Rettic’s Log: Incendia Astrum
A chorus of sirens drummed through the corridors of the space station, interrupted by the occasional thunder of another missile breach on its exterior. Rettic sat in a room overlooking one of PAX Incendia Astrum’s many hangars, watching through a fogged green plate window as ships departed by the dozens. The room itself, however, was muffled to near silence.
“You ‘ought to be getting out of here, you know,” spoke the rusty voice of an old Udorian man hunched behind a counter on the other side of the room. Rettic turned to look at the walls of the old consignment shop adorned in planetside relics—old ship scraps, hand-drawn maps charting years-past anomalies of the D-GTMI system, cracked wooden slabs and rock mineral souvenirs of failed planet terraforming attempts—all the keepings of a retired ‘dust merc’.

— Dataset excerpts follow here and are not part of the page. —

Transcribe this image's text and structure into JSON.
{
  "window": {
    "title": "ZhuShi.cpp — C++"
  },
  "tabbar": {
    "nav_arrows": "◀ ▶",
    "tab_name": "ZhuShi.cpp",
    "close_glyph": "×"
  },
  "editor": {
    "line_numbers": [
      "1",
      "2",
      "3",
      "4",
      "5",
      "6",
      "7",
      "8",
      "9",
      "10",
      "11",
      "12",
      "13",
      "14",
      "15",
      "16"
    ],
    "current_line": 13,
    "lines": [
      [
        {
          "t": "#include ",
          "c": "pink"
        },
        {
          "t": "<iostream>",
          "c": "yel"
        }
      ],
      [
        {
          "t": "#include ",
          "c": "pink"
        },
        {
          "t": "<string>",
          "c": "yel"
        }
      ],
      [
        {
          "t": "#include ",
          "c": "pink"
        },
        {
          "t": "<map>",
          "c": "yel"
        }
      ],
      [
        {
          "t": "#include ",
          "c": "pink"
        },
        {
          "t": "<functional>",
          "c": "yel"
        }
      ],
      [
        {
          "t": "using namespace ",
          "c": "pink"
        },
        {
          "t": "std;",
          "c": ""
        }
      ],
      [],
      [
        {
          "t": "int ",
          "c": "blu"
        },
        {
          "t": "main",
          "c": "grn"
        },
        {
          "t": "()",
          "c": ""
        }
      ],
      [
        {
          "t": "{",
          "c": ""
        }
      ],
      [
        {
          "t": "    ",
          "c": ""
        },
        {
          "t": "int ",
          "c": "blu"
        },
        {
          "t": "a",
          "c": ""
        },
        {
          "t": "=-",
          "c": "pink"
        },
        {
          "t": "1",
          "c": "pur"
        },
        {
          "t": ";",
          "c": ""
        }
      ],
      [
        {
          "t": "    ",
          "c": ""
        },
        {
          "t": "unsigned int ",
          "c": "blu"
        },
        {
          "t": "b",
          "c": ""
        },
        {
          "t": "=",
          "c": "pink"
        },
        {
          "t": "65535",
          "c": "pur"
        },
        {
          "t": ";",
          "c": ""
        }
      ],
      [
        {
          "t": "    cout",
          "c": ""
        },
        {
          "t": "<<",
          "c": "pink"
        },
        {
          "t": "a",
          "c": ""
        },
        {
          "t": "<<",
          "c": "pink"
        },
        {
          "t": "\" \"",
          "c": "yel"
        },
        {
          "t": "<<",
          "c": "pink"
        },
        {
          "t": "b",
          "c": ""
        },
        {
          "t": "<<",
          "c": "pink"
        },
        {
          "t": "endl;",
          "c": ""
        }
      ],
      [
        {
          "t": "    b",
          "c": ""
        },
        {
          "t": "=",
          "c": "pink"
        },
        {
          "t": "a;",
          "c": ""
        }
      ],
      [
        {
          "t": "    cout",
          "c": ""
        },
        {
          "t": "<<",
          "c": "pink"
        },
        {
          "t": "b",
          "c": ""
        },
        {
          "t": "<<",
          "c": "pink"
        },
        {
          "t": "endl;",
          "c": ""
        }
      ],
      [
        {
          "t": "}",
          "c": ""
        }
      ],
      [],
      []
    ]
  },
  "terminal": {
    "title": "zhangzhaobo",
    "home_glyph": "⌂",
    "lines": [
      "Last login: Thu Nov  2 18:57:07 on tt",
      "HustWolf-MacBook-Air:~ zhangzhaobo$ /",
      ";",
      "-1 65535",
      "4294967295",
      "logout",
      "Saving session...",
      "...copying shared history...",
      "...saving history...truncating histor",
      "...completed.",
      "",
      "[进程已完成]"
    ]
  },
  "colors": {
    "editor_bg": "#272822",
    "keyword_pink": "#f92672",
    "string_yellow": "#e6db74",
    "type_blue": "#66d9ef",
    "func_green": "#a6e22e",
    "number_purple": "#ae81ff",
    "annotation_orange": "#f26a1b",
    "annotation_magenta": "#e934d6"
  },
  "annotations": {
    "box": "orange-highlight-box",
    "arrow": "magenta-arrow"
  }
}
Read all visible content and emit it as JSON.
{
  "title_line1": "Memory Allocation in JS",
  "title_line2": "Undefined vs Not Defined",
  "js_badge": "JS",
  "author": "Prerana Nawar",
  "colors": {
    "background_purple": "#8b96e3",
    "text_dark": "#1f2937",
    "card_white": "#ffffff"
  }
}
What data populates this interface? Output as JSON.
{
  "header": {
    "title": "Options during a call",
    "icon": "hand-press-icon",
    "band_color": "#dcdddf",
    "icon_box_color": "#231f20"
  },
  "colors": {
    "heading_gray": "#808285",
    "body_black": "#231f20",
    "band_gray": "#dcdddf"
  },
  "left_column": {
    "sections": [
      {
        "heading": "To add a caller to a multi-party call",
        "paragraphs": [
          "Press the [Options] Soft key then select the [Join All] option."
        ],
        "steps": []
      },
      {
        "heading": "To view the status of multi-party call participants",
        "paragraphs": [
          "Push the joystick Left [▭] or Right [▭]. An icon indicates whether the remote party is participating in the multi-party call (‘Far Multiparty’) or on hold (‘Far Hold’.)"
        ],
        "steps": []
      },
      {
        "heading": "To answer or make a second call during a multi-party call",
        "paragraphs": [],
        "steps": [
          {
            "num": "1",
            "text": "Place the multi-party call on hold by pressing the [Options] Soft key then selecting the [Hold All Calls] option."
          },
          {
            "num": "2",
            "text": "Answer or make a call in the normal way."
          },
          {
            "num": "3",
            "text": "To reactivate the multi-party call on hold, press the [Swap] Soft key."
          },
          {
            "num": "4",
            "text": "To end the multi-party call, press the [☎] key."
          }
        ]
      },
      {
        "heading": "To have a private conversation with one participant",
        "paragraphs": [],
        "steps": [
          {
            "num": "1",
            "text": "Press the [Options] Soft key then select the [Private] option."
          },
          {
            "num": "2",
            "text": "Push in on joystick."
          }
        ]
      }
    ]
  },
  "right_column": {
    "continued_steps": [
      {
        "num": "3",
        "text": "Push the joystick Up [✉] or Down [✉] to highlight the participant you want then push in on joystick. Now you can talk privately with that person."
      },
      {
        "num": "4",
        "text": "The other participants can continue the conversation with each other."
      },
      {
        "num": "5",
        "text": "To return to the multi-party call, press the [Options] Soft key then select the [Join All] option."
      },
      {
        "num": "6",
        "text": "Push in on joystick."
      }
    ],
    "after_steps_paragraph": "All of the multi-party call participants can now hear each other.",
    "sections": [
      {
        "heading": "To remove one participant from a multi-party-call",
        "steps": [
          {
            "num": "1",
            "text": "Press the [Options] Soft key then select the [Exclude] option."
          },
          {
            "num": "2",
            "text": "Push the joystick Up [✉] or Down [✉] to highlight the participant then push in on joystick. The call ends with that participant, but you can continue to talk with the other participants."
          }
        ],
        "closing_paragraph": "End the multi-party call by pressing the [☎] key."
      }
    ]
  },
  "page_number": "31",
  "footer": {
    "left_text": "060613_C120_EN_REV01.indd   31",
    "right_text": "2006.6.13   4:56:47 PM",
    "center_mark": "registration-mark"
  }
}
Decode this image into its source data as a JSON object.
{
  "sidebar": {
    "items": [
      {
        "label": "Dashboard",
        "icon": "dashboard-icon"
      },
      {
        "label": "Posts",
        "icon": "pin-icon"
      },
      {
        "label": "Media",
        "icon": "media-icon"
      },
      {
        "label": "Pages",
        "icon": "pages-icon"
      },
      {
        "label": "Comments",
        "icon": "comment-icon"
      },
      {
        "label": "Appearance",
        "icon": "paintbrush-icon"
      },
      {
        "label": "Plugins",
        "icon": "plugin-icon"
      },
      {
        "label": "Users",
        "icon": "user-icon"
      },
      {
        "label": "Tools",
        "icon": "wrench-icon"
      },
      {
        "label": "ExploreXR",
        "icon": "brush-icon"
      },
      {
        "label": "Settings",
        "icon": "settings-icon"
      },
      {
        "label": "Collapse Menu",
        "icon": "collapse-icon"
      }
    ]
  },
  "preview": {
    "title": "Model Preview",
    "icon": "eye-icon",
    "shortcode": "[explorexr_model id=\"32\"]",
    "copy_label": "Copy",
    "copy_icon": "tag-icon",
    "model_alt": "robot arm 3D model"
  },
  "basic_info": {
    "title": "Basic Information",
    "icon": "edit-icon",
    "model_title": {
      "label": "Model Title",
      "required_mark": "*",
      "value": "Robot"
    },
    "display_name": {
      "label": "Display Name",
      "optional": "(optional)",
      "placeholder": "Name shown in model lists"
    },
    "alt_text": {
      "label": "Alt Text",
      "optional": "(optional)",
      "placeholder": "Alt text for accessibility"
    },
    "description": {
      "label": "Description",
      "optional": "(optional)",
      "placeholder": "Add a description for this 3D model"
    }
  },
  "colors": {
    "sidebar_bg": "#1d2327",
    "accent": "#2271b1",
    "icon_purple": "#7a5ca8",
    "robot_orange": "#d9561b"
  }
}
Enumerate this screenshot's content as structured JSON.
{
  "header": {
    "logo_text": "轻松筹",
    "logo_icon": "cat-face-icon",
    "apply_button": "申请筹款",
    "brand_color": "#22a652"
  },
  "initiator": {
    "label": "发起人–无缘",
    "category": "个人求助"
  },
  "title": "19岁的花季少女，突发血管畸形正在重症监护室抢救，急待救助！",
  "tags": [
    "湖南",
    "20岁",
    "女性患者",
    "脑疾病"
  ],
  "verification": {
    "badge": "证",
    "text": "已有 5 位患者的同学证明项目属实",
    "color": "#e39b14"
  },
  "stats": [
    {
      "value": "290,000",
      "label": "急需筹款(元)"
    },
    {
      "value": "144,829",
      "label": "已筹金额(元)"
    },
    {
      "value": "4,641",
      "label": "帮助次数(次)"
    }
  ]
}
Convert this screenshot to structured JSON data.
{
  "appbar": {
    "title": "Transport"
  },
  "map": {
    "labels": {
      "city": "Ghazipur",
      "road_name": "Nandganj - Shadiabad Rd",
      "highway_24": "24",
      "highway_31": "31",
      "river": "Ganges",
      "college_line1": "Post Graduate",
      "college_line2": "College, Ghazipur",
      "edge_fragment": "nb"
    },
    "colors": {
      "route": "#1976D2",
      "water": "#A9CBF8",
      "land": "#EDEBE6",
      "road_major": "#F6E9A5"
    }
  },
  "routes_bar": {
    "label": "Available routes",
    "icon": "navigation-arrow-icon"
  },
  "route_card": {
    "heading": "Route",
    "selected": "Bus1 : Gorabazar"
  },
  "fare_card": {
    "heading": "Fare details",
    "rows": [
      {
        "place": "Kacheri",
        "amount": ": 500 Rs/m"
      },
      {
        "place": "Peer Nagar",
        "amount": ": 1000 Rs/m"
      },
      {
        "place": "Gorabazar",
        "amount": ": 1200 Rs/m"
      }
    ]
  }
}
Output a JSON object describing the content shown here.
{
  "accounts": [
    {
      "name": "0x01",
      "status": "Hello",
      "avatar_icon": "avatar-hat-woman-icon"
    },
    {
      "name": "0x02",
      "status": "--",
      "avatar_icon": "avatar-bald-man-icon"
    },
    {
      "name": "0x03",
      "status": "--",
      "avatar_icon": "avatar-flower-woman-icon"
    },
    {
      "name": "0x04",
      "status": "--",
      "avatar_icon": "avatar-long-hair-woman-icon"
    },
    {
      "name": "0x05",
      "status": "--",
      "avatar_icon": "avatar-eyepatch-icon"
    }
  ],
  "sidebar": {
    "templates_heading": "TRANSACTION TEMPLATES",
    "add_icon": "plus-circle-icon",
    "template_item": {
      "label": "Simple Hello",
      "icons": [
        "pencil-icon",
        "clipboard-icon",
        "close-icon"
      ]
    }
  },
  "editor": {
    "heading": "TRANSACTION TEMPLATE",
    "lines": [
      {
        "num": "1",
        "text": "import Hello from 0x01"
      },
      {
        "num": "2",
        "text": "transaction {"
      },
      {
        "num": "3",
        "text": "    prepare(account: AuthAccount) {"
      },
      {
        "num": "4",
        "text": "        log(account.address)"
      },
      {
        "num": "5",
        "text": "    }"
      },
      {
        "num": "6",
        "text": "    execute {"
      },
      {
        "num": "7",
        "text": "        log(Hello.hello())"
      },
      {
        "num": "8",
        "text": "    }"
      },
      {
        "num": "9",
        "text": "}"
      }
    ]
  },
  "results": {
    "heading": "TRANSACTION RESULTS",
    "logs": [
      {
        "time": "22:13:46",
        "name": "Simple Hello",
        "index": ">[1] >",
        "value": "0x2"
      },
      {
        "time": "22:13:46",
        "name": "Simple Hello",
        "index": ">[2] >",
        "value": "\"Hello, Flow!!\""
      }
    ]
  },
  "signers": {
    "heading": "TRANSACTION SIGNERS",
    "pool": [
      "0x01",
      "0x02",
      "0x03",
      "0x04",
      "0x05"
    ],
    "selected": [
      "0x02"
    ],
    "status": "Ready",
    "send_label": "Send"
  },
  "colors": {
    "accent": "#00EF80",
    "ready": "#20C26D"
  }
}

Rettic wiped the dirt film from a glass bottle, revealing the hull of a toy model Archon carefully preserved inside.
“Goddamn political mess,” said the old man, seemingly talking to himself now. “The ‘powers that be’ get another religious hard-on for expansion and decide to throw a few rocks at the hive in my back yard. And we get the surprise when here come the liberators, comin’ to free their slaves from from Amarrian oppression…”
He either laughed or coughed. Rettic couldn’t tell.
“Misdirected aggression all around,” the old man continued as he lifted his head. “I supposed these U’kies are in for a treat when there ain’t hardly no slave types to liberate in a goddamned Paxton Federation settlement.”
“I gotta say,” Rettic interjected, “I like you better when you aren’t in such a good mood, Sam.”
“Well,” he smiled, “What can I say? It must be the weather.”
A deep clap sounded through the stone-metal walls and ripped through the room, knocking over glass blown lamps and cutting the power from a neon “Samuel’s Found Goods” sign hanging over the counter.
“God—summabitch—” Sam scrambled to keep hold of the tools in his hands and shielded his work area with his arms. His cigar remained balanced at the end of his lips. “Rettic, son, looks like you may get a good discount this time.”
“My offer still stands, Sam,” Rettic spoke with calm sincerity. “You don’t have to stay here.”
“But I gotta stay for the party, Rettic. It’s been too long since I’ve seen fireworks like this.” Sam joked, “Besides, haven’t you heard enough of my ramblings? If I talk a capsuleer’s ear off while he’s steering a ship like I do yours every other day here, I’m gonna get us killed faster than these U’kies and Triple A-hole folk’ll do me in.”
“You have such an elegant way with words, Sam. How could I tire of that?” Rettic grinned.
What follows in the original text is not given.